Graph Analytics of Clinical Multi-omics data

Development of omics technologies such as genomics, proteomics or metabolomics, has notably supported the analysis and interpretation of biological systems, especially in the context of disease. These technologies provide high-resolution and high-quality data, which allows a more comprehensive and holistic view of such systems. However, the complexity of diseases and biological processes has proven that often a single omics dimension is not sufficient to understand the underlying mechanisms of these systems. This, together with the generation of larger and larger omics datasets and the collection of knowledge around them scattered across different resources opens new challenges in the analysis, integration and interpretation of these data.

To aid in these challenges, graph-based approaches are an ideal method to systematically integrate and consolidate all available omics types and all the annotations around them, providing an exhaustive biological framework to investigate large-scale multi-omics data. One of the strengths of graphs is that they allow focusing on data points or nodes not as individual entities but as related components, which helps unfold hidden patterns and emergent behaviours. To this end, graphs provide an underlying mathematical framework that models and interrogates such structures.

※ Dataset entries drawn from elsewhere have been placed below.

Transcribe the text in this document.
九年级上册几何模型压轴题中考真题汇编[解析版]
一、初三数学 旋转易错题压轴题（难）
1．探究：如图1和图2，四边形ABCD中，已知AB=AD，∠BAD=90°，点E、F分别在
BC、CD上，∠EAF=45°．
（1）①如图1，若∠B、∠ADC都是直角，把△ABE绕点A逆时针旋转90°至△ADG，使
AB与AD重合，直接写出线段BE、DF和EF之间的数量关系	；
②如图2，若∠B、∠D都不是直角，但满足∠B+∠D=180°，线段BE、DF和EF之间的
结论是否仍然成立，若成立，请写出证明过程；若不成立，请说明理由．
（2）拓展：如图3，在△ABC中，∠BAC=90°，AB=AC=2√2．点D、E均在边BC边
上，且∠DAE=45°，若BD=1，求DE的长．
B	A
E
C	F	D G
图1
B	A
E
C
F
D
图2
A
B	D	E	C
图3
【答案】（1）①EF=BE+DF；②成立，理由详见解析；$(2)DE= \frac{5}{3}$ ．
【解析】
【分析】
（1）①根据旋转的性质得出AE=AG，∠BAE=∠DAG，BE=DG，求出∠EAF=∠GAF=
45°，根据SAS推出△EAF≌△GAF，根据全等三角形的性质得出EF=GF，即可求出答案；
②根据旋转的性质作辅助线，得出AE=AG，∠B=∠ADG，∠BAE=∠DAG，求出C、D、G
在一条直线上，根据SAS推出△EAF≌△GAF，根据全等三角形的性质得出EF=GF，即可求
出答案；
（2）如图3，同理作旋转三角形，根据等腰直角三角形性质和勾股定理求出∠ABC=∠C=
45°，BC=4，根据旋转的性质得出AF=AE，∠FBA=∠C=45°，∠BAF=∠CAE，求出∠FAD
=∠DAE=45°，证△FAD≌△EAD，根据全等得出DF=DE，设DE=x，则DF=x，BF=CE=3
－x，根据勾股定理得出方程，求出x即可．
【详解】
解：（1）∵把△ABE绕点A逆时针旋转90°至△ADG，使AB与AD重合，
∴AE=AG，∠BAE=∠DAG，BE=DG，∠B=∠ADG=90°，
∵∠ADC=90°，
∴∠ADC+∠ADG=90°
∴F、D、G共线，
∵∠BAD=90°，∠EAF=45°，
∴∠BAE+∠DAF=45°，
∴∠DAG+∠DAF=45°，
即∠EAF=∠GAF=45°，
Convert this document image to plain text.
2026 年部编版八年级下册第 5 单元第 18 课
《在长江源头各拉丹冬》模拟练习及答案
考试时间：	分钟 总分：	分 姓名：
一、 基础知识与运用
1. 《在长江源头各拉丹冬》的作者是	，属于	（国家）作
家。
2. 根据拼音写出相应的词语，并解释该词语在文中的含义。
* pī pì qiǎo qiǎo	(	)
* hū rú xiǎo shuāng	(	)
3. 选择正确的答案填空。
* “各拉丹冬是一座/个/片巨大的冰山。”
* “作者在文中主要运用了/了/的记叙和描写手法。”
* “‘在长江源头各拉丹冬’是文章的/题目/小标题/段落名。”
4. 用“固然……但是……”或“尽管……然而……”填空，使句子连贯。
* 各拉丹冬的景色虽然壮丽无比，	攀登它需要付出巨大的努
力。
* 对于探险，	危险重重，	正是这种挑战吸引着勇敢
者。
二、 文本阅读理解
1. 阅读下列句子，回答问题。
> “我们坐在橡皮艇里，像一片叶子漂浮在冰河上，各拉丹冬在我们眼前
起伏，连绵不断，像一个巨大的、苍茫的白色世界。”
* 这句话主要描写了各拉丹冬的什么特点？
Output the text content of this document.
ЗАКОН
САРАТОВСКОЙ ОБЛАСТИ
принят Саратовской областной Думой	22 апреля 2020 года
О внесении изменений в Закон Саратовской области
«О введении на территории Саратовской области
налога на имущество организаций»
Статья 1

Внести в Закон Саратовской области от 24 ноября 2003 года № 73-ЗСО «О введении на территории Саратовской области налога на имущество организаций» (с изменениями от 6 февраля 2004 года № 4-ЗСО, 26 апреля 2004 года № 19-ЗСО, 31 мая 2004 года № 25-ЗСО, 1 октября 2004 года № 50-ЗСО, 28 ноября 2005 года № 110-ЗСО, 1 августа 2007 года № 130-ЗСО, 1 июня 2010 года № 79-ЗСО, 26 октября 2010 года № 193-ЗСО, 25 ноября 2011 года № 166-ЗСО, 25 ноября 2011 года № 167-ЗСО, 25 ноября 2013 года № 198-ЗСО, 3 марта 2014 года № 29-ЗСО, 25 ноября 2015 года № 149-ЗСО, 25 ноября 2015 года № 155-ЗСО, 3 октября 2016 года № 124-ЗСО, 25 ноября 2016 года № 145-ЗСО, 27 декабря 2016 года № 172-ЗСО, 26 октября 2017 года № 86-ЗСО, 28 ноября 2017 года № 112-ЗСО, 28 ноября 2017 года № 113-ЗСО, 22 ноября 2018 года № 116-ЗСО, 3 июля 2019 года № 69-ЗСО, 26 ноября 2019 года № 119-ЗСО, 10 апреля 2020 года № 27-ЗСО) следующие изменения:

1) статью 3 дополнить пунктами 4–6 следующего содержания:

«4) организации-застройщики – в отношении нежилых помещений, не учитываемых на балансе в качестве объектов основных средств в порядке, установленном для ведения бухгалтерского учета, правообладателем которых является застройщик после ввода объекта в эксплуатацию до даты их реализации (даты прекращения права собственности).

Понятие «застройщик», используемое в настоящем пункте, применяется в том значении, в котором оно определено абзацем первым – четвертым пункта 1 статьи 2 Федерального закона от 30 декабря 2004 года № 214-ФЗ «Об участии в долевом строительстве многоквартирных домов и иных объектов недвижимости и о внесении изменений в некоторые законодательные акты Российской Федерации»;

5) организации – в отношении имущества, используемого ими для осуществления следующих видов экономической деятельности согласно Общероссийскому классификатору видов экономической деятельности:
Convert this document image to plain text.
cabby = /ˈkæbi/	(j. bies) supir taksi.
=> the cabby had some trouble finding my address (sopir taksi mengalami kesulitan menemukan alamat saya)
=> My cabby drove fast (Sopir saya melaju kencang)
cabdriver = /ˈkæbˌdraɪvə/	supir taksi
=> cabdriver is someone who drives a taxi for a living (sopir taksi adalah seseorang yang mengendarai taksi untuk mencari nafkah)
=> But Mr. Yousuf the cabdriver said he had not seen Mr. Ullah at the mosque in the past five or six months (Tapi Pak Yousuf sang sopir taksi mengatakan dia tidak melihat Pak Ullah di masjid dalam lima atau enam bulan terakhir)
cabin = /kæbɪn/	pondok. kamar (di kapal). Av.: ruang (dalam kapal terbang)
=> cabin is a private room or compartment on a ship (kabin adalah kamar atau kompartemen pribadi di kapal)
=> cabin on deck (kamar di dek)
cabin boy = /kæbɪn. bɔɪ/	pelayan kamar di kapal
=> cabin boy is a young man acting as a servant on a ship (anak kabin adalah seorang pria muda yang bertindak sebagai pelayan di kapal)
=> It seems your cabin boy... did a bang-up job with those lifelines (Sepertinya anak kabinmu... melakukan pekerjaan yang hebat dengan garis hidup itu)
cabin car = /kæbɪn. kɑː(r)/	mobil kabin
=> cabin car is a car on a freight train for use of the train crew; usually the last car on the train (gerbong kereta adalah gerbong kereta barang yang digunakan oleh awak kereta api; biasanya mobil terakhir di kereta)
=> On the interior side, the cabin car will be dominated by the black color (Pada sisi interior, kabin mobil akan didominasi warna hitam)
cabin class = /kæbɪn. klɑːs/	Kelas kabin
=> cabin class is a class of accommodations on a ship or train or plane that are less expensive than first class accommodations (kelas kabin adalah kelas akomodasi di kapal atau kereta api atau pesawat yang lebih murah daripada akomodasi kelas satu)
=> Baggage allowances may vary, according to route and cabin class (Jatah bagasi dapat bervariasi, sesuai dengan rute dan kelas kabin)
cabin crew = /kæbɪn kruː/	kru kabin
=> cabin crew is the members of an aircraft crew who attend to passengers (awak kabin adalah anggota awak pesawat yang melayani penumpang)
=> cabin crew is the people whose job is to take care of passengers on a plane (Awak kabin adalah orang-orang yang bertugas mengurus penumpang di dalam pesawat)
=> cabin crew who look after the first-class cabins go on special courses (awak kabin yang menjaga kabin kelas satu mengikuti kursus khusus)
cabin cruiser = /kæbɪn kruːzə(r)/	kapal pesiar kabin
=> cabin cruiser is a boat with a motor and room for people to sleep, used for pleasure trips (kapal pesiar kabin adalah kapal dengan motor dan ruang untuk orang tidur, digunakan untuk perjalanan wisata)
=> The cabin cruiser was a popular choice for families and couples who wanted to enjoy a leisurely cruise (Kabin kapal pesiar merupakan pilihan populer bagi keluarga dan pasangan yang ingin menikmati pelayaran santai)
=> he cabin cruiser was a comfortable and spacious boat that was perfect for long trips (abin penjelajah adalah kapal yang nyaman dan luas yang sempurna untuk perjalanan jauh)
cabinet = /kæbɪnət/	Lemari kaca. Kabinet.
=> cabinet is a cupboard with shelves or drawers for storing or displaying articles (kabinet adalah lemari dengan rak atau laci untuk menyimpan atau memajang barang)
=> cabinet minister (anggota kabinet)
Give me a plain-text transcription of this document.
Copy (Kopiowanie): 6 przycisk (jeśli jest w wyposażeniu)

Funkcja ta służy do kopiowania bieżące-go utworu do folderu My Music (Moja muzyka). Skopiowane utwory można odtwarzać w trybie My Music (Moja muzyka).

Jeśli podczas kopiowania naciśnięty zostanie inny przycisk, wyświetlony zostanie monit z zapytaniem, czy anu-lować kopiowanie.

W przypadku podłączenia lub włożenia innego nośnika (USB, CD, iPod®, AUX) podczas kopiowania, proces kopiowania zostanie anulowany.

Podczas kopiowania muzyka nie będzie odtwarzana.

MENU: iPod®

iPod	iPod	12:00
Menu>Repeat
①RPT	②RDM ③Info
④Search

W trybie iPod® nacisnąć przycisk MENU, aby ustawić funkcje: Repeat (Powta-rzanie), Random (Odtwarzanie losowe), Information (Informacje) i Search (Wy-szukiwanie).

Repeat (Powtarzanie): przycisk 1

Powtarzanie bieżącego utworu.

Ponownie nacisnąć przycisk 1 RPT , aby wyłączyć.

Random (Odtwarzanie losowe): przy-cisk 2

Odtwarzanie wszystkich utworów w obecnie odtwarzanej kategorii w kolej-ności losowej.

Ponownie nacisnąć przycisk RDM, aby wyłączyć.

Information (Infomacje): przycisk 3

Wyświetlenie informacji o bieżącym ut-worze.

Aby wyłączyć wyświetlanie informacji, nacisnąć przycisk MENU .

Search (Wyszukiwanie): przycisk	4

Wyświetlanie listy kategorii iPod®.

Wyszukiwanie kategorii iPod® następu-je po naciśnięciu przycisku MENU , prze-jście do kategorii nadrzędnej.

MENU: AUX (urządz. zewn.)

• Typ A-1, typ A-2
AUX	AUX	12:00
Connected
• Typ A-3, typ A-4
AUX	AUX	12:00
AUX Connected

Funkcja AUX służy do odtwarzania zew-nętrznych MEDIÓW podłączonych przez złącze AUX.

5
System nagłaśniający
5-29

Following this approach, we propose a system that integrates multi-omics data and information from a variety of relevant biomedical databases into a Knowledge Graph. To illustrate, in our system an identified protein in a proteomics experiment also encompasses all its related components (other proteins, diseases, drugs, etc.) and their relationships. Thus, our graph facilitates the interpretation of data and the inference of meaning by providing relevant biological context. Further, all data are collected and harmonized in a single platform facilitating data analysis. The standardized structure of the graph makes all the information rapidly accessible and opens the possibility to automate information retrieval, analytics and global correlations. Ultimately, this could accelerate integration and interpretation of experimental omics data, and in the clinical context translate into actionable results.